Appalti

Dl Semplificazioni, sulle irregolarità «non definitive» torna l'esclusione dalle gare

Dl ripesca una norma dello Sblocca cantieri: più discrezionalità alla Pa

di Giuseppe Latour

Lo spettro delle irregolarità fiscali non definitive come causa di esclusione dagli appalti pubblici torna a minacciare le imprese italiane. Il principio, già inserito nel decreto Sblocca cantieri (Dl 32/2019) poco più di un anno fa e poi cancellato, si affaccia nuovamente nel decreto semplificazioni.Qui si prevede, modificando l'articolo 80 del Codice appalti (Dlgs 50/2016), che un operatore economico «può essere escluso dalla partecipazione a una procedura d'appalto se la stazione appaltante è a conoscenza e può adeguatamente dimostrare» che l'impresa non ha ottemperato ai suoi obblighi relativi al pagamento di imposte, tasse e contributi previdenziali, anche «non definitivamente accertati». È sufficiente che questo mancato pagamento costituisca una violazione grave. Il tetto al quale fare riferimento per definire il concetto di gravità è richiamato dal Codice appalti ed è inserito nel Dpr 602/1973, oggetto della circolare 13/2018 della Ragioneria generale dello Stato del ministero dell'Economia.

Qui si dice che questo limite è pari ad appena 5mila euro. Ricapitolando, allora, in base a questa novità un'irregolarità fiscale o contributiva non accertata in maniera definitiva, di importo anche relativamente piccolo (sopra i 5mila euro), legittima l'amministrazione a escludere un'impresa da una procedura di appalto. Un grande potere discrezionale in capo alla Pa, insomma. L'intervento – va ricordato – incide sui motivi di esclusione dagli appalti: sono quelle situazioni, come le condanne definitive per delitti contro la Pa, che portano l'operatore fuori dalla procedura di appalto. La legge già oggi prevede l'esclusione per inadempimenti fiscali e contributivi, ma lo fa con un fondamentale limite: le violazioni devono essere «gravi e definitivamente accertate». Serve, cioè, una sentenza o un atto amministrativo definitivo, non più soggetto ad impugnazione. Un limite che, con la previsione del decreto appena approvato, salta.

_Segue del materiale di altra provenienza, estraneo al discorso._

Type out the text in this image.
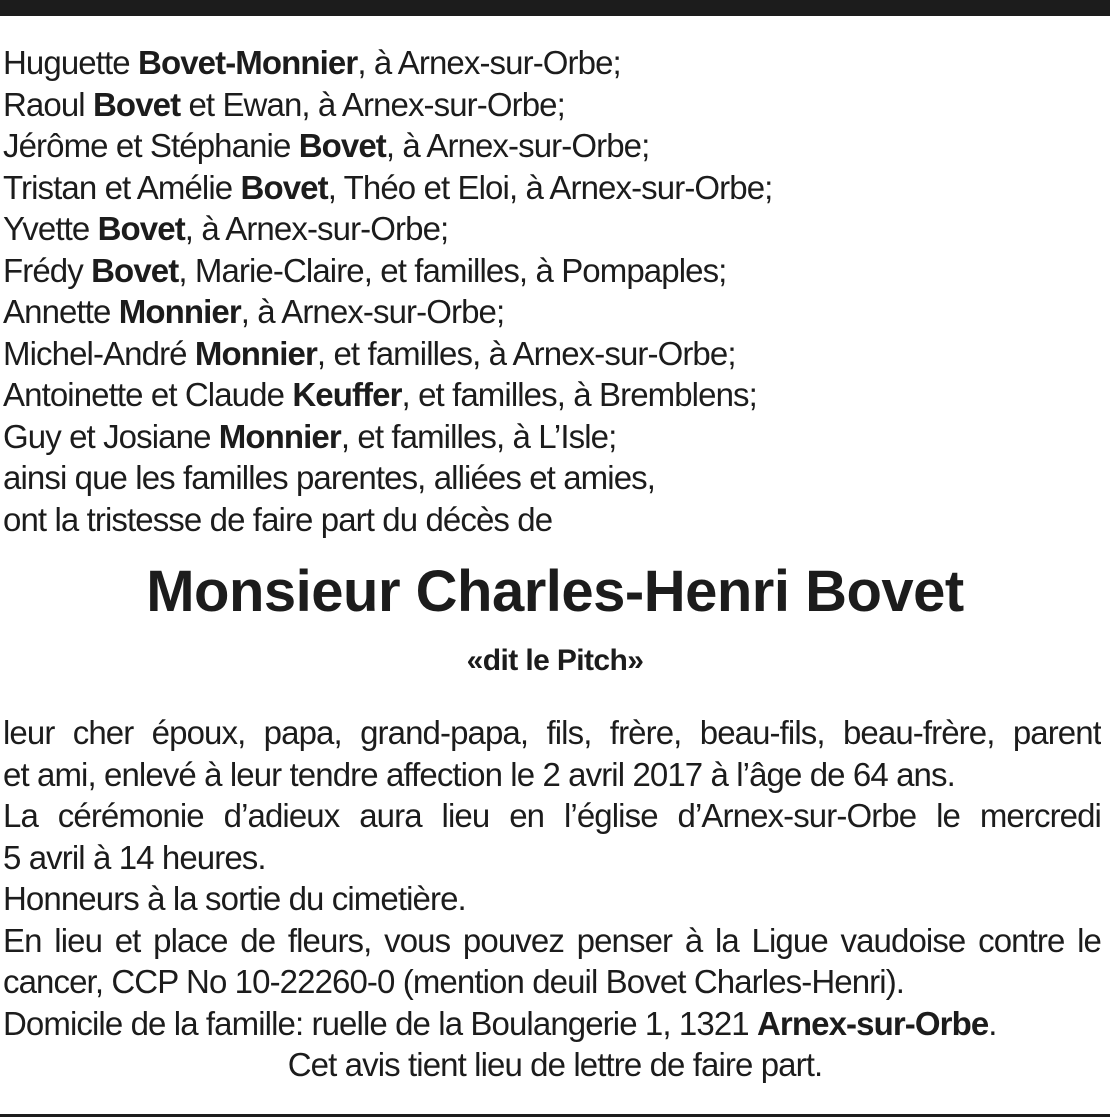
Huguette Bovet-Monnier, à Arnex-sur-Orbe;
Raoul Bovet et Ewan, à Arnex-sur-Orbe;
Jérôme et Stéphanie Bovet, à Arnex-sur-Orbe;
Tristan et Amélie Bovet, Théo et Eloi, à Arnex-sur-Orbe;
Yvette Bovet, à Arnex-sur-Orbe;
Frédy Bovet, Marie-Claire, et familles, à Pompaples;
Annette Monnier, à Arnex-sur-Orbe;
Michel-André Monnier, et familles, à Arnex-sur-Orbe;
Antoinette et Claude Keuffer, et familles, à Bremblens;
Guy et Josiane Monnier, et familles, à L’Isle;
ainsi que les familles parentes, alliées et amies,
ont la tristesse de faire part du décès de
Monsieur Charles-Henri Bovet
«dit le Pitch»
leur cher époux, papa, grand-papa, fils, frère, beau-fils, beau-frère, parent
et ami, enlevé à leur tendre affection le 2 avril 2017 à l’âge de 64 ans.
La cérémonie d’adieux aura lieu en l’église d’Arnex-sur-Orbe le mercredi
5 avril à 14 heures.
Honneurs à la sortie du cimetière.
En lieu et place de fleurs, vous pouvez penser à la Ligue vaudoise contre le
cancer, CCP No 10-22260-0 (mention deuil Bovet Charles-Henri).
Domicile de la famille: ruelle de la Boulangerie 1, 1321 Arnex-sur-Orbe.
Cet avis tient lieu de lettre de faire part.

È una novità che sa poco di semplificazione, perché tende ad aumentare le incertezze del sistema. E che, in una versione quasi identica, era già finita nello Sblocca cantieri solo pochi mesi fa, scatenando le durissime proteste del mondo delle imprese.Il motivo di questo continuo ritorno di un principio del genere è una lettera di messa in mora con la quale, a gennaio dello scorso anno, la Commissione europea aveva avanzato dubbi sulla conformità delle nostre regole ad alcune disposizioni della direttiva 2014/23/Ue e della direttiva 2014/24/Ue. Il Codice appalti, infatti, non consente «di escludere un operatore economico che ha violato gli obblighi relativi al pagamento di imposte o contributi previdenziali qualora tale violazione – pur non essendo stata stabilita da una decisione giudiziaria o amministrativa avente effetto definitivo – possa essere comunque adeguatamente dimostrata dall'amministrazione aggiudicatrice o dall'ente aggiudicatore».

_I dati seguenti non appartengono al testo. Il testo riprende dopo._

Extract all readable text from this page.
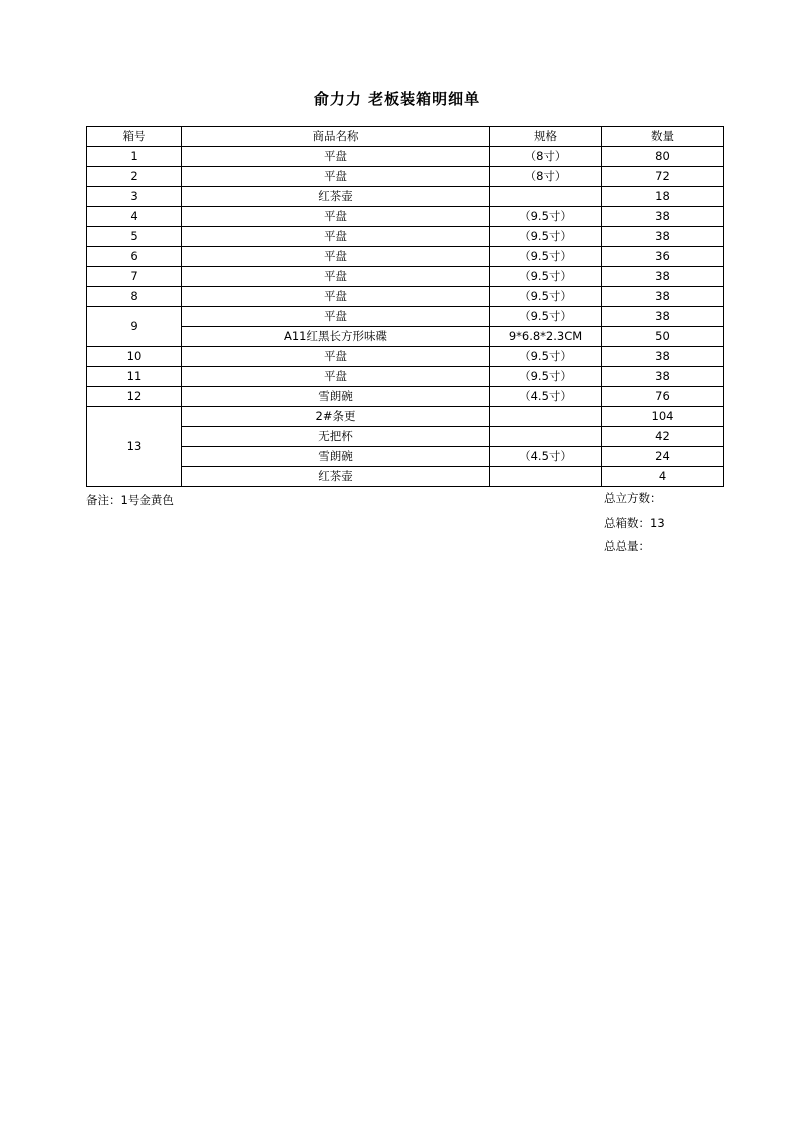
俞力力 老板装箱明细单
箱号	商品名称	规格	数量
1	平盘	（8寸）	80
2	平盘	（8寸）	72
3	红茶壶		18
4	平盘	（9.5寸）	38
5	平盘	（9.5寸）	38
6	平盘	（9.5寸）	36
7	平盘	（9.5寸）	38
8	平盘	（9.5寸）	38
9	平盘	（9.5寸）	38
	A11红黑长方形味碟	9*6.8*2.3CM	50
10	平盘	（9.5寸）	38
11	平盘	（9.5寸）	38
12	雪朗碗	（4.5寸）	76
13	2#条更		104
	无把杯		42
	雪朗碗	（4.5寸）	24
	红茶壶		4
备注：1号金黄色	总立方数：
总箱数：13
总总量：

Per questo motivo, il decreto Sblocca cantieri aveva introdotto la possibilità di escludere le imprese anche sulla base di irregolarità non definitive. Dopo le proteste delle imprese, quel passaggio era stato cancellato dal Parlamento, con una marcia indietro auspicata da molte parti. Ora il decreto semplificazioni torna al punto di partenza, inserendo nel nostro sistema una mina potenzialmente devastante per il mercato. Come era successo nello Sblocca cantieri, viene confermata anche una possibile via di fuga. L'impresa non può essere esclusa quando abbia «ottemperato ai suoi obblighi», pagando o «impegnandosi in modo vincolante a pagare» le imposte o i contributi previdenziali dovuti, «compresi eventuali interessi o multe», o quando comunque il debito previdenziale o tributario sia integralmente estinto.